Three weeks before returning to the U.S. my entire study abroad group including our Jordanian roommates and language partners and I ventured to the Wadi Rum Desert along the Saudi Arabian border of Jordan. After a long 6 hour plus bus ride to the Wadi Rum Desert we arrived to the gate of the Bedouin Camp. Bedouins are tribal families who historically live off of the desert as nomads. This group of people is commonly found in the deserts in Saudi Arabia and the surrounding areas. We were greeted by a large group of Bedouins whom proceeded to cram all of us into a few “desert” trucks. For the next forty five minutes we stumbled and bumbled around the desert eventually reaching the camp site.

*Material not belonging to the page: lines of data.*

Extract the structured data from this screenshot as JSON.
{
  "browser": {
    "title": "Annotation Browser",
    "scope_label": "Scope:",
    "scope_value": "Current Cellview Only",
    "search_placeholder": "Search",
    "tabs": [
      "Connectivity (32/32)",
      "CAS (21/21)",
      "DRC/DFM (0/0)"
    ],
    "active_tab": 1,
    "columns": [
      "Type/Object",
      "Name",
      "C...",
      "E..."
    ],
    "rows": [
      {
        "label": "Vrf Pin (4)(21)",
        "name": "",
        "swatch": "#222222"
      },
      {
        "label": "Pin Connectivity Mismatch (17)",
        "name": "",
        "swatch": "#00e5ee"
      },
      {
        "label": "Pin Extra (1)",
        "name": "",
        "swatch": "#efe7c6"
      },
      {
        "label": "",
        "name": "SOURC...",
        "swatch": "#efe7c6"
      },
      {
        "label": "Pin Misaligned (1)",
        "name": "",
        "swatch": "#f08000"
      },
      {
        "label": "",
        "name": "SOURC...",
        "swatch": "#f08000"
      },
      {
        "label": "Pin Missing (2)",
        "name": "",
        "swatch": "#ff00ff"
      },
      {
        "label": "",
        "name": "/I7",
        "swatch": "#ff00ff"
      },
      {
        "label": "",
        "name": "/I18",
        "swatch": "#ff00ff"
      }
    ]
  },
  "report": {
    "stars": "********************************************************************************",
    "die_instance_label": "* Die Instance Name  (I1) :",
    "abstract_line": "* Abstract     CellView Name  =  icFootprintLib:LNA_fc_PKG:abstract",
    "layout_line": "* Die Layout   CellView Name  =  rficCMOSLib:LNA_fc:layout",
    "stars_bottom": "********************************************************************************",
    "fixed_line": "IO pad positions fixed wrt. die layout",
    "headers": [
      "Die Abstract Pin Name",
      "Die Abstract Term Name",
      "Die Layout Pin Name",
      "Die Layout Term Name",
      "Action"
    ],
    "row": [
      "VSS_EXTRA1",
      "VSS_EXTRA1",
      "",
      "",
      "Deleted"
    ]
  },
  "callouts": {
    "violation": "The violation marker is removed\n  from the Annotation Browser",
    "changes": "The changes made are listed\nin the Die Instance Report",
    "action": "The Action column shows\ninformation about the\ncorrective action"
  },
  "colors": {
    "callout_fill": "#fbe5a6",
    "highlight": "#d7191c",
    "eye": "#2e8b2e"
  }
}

I jumped out onto the sand without any shoes intensifying the cool and smooth sensation on the bottoms of my feet. The sun was beginning to go down and the sand was hardly cool, but cool enough to ignite the relaxed sensation. After inspecting our assigned tents, separated by gender a group to respect Jordanian society. My friends (Bj, Nate, Hothaeyfa, and Rasha) and I found this small mountain/hill near the campsite. As we reached the top of the hill it finally struck me just how spectacular the Wad Rum Desert is. The five of us laid next to each other on the top of this big red rock as a cool steady breeze pushed back my hair. For the next two hours we stared at the beautiful stars and picked out constellations with the echo obscene jokes in Arabic flying about. When I stared into the never ending abyss of Space, the stars covered the sky like an artist had intentionally speckled the sky on a canvas. It was difficult for me to take everything in because the deserts beauty was surreal. A portion of us Americans became well acquainted with Arabic obscenities because learning to joke in a foreign language relaxes the mind and lowers owns worries. Since I was in such a placid environment I felt obligated to meditate. I began to meditate for one hour by myself on top of this angular rock that rose above the rest of the hill by seven feet, which amplified the feeling of peace and quiet. My Jordanian friends did not understand what I was doing or why but I can faintly remember them “poking” fun of me.
Mazen, our program director from Syria, yelled our names and said it was time for dinner. We got down to the campsite and approached everyone who were intently waiting around a circle looking at a big hole in the ground. Seven feet under the ground was a bed of hot coals and a metal drum filled with rice, vegetables, chicken, and lamb. The metal drum was covered in sand creating a sand oven. This traditional Bedouin dish is called “زرّب” or “Zirrib,” immediately followed by cigarettes and coffee. You know you are in Jordan when after you eat a meal everyone takes out a cigarette and you find yourself unable to breathe because of the toxic second-hand-smoke. Note to the weary traveler, do not travel to Jordan if cigarette smoke bothers you. You may even have to smoke a cigarette with a family at some point in order to show politeness. After dinner a couple of the Bedouins began playing music. One played the “Oud” (an instrument that looks similar to a guitar) and a “Tabla” (more or less, a bongo). They began to play a relaxed Arab song that had a desert-like quality to it. My friend Abood (his name means “slave” in Arabic but suggests that he is a slave/servant to Allah) and I got up and began to dance. I loved dancing with Abood because he moved his hips like a woman. Every time he danced I was amazed, it was like watching an Arab belly dancer. I attempted to mimic Abood and received encouragement in the form of laughter and enjoyment from the audience. I hope after graduating from UC Denver, I have the opportunity to return to the Bedouin camp and live with this family for six months.